La Taranto del Nord. Sotto il tappeto della città cartolina

Era il settembre del 2012 quando uscì la mia prima inchiesta sulla ferriera di Servola, a Trieste. La pubblicammo su Terra (il mensile cui lavoravo allora e che l'insipienza del suo editore trascinò al fallimento) e poi organizzammo un incontro con il sindaco, l'associazione NoSmog e la cittadinanza per parlarne. Ci sono tornato nel dicembre dell'anno scorso, a distanza dunque  di cinque anni, per vedere a che punto eravamo arrivati e per scoprire che le bocce erano, più o meno, allo stesso punto. Ne è uscito in gennaio un reportage per Internazionale che, mutatis mutandis, sembra quasi "copiato" da quello del 2012. Solo la sofferenza dei residenti è cambiata: è aumentata, come i danni alla loro salute.  Un ieri e un oggi che sembrano maledettamente simili a domani...

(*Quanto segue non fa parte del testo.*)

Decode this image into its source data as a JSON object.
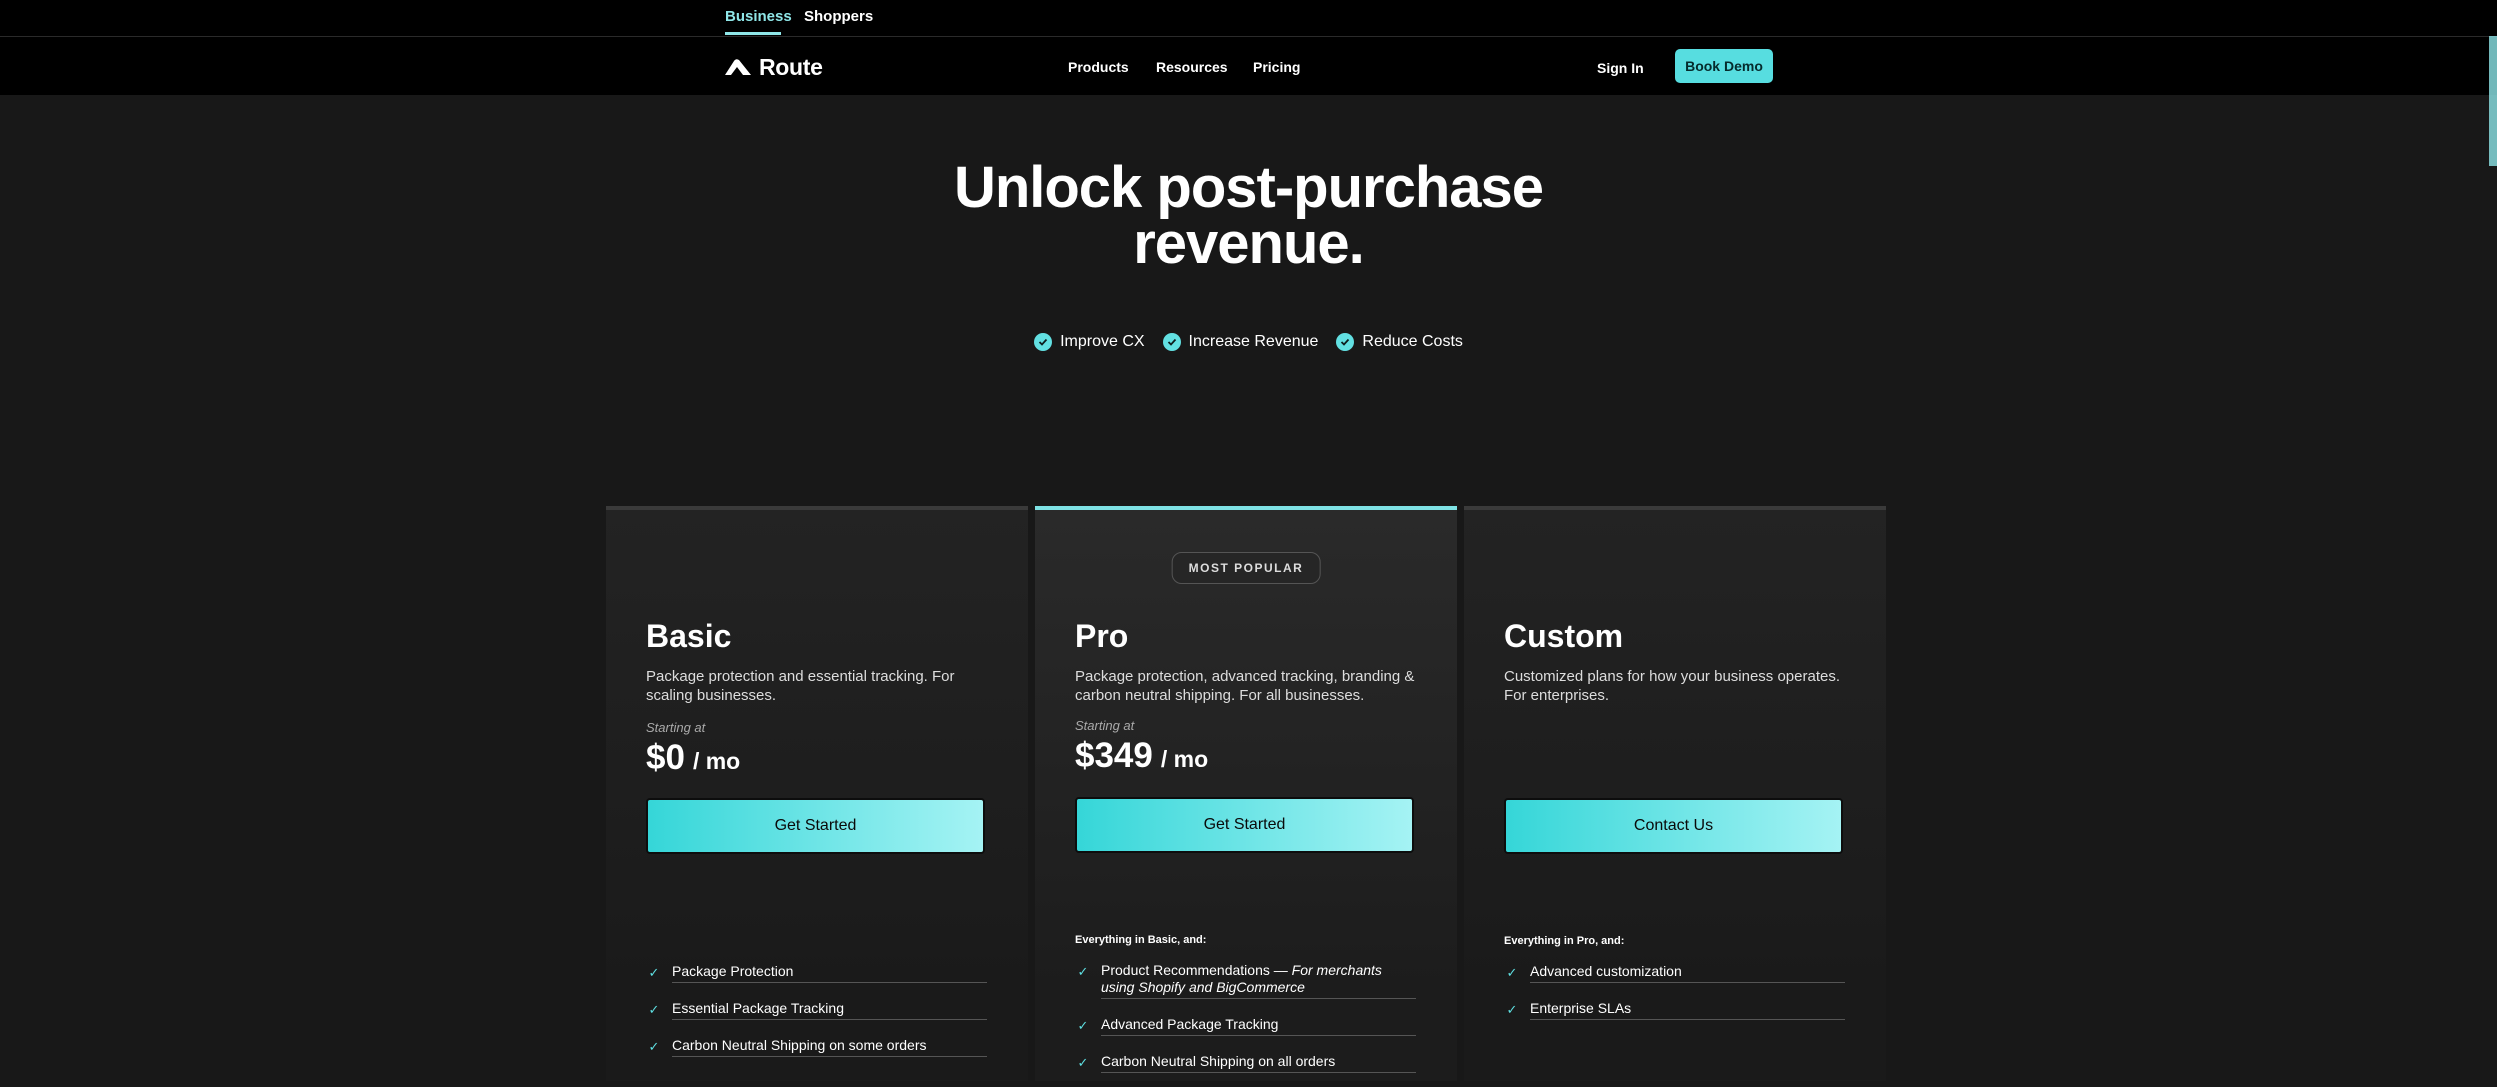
{
  "topbar": {
    "tabs": [
      {
        "label": "Business",
        "active": true
      },
      {
        "label": "Shoppers",
        "active": false
      }
    ]
  },
  "nav": {
    "brand": "Route",
    "links": [
      "Products",
      "Resources",
      "Pricing"
    ],
    "sign_in": "Sign In",
    "book_demo": "Book Demo"
  },
  "hero": {
    "title_line1": "Unlock post-purchase",
    "title_line2": "revenue.",
    "badges": [
      "Improve CX",
      "Increase Revenue",
      "Reduce Costs"
    ]
  },
  "plans": [
    {
      "name": "Basic",
      "description": "Package protection and essential tracking. For scaling businesses.",
      "starting_label": "Starting at",
      "price": "$0",
      "period": "/ mo",
      "cta": "Get Started",
      "features_intro": "",
      "features": [
        "Package Protection",
        "Essential Package Tracking",
        "Carbon Neutral Shipping on some orders"
      ]
    },
    {
      "name": "Pro",
      "badge": "MOST POPULAR",
      "description": "Package protection, advanced tracking, branding & carbon neutral shipping. For all businesses.",
      "starting_label": "Starting at",
      "price": "$349",
      "period": "/ mo",
      "cta": "Get Started",
      "features_intro": "Everything in Basic, and:",
      "feature_1_main": "Product Recommendations —",
      "feature_1_note": "For merchants using Shopify and BigCommerce",
      "features": [
        "Advanced Package Tracking",
        "Carbon Neutral Shipping on all orders"
      ]
    },
    {
      "name": "Custom",
      "description": "Customized plans for how your business operates. For enterprises.",
      "cta": "Contact Us",
      "features_intro": "Everything in Pro, and:",
      "features": [
        "Advanced customization",
        "Enterprise SLAs"
      ]
    }
  ],
  "colors": {
    "accent": "#57dde0",
    "background": "#181818",
    "nav": "#000000"
  }
}
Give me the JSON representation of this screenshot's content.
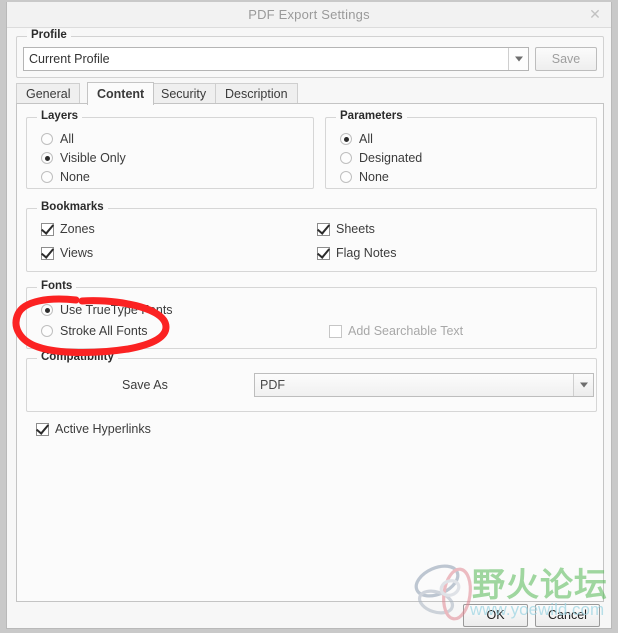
{
  "window": {
    "title": "PDF Export Settings",
    "close_icon": "close-icon"
  },
  "profile": {
    "legend": "Profile",
    "value": "Current Profile",
    "placeholder": "Current Profile",
    "save_label": "Save"
  },
  "tabs": [
    {
      "label": "General",
      "active": false
    },
    {
      "label": "Content",
      "active": true
    },
    {
      "label": "Security",
      "active": false
    },
    {
      "label": "Description",
      "active": false
    }
  ],
  "layers": {
    "legend": "Layers",
    "options": [
      {
        "label": "All",
        "selected": false
      },
      {
        "label": "Visible Only",
        "selected": true
      },
      {
        "label": "None",
        "selected": false
      }
    ]
  },
  "parameters": {
    "legend": "Parameters",
    "options": [
      {
        "label": "All",
        "selected": true
      },
      {
        "label": "Designated",
        "selected": false
      },
      {
        "label": "None",
        "selected": false
      }
    ]
  },
  "bookmarks": {
    "legend": "Bookmarks",
    "left": [
      {
        "label": "Zones",
        "checked": true
      },
      {
        "label": "Views",
        "checked": true
      }
    ],
    "right": [
      {
        "label": "Sheets",
        "checked": true
      },
      {
        "label": "Flag Notes",
        "checked": true
      }
    ]
  },
  "fonts": {
    "legend": "Fonts",
    "options": [
      {
        "label": "Use TrueType Fonts",
        "selected": true
      },
      {
        "label": "Stroke All Fonts",
        "selected": false
      }
    ],
    "searchable": {
      "label": "Add Searchable Text",
      "checked": false,
      "disabled": true
    }
  },
  "compatibility": {
    "legend": "Compatibility",
    "save_as_label": "Save As",
    "save_as_value": "PDF"
  },
  "hyperlinks": {
    "label": "Active Hyperlinks",
    "checked": true
  },
  "footer": {
    "ok_label": "OK",
    "cancel_label": "Cancel"
  },
  "watermark": {
    "cjk_text": "野火论坛",
    "url_text": "www.yoewild.com",
    "cjk_color": "#55b855",
    "url_color": "#9fd6e4"
  },
  "annotation": {
    "shape": "hand-drawn-ellipse",
    "color": "#fb2222",
    "targets": "Stroke All Fonts"
  }
}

La foto di apertura (di M. Borzoni) con cui Internazionale ha aperto
il servizio pubblicato sull'edizione online del settimanale. Sopra,
la copertina di Terra con le foto di M. Bulaj che illustravano il reportage

Lasciata l’autostrada a Duino, la cittadina che annuncia la costiera triestina, ci sono una ventina di chilometri per raggiungere il capoluogo del Friuli Venezia Giulia. Venti chilometri che si dipanano tra una serpentina di curve appoggiate alla montagna carsica a strapiombo sul golfo. Il paesaggio è sempre spettacolare in qualsiasi stagione si percorra la costiera. Sui pendii di roccia grigia e frastagliata si allunga in estate l’ombra dei lecci e, d’inverno, le chiome di queste querce sempreverdi disegnano di colore la passeggiata sul mare. In autunno le foglie rosso carminio del sommacco puntellano il bosco che all’inizio della stagione calda si riempie di asparagi selvatici e di altre specie vegetali che ne fanno un museo a cielo aperto di biodiversità. Il golfo, sulla vostra destra mentre raggiungete Trieste, è un enorme bacino che non ha quasi orizzonte. Le nuvole sono rare e spesso la bora, il vento gelido che spira da Nord, spazza un cielo terso per gran parte dell’anno. Piccoli sentieri scendono al mare dove trattoriole senza pretese preparano cozze e spritz che qui si beve, come a Gorizia, con vino bianco miscelato ad acqua. La montagna offre invece l’accoglienza delle osmice (osmize), piccoli ristori a conduzione famigliare dove il proprietario, e solo in certi mesi, può offrirvi in casa sua i prodotti della sua terra, dal vino al formaggio, ai salumi. Niente dannatissimi scontrini e un’atmosfera di frontiera che si percepisce già nel nome, condiviso con lo sloveno.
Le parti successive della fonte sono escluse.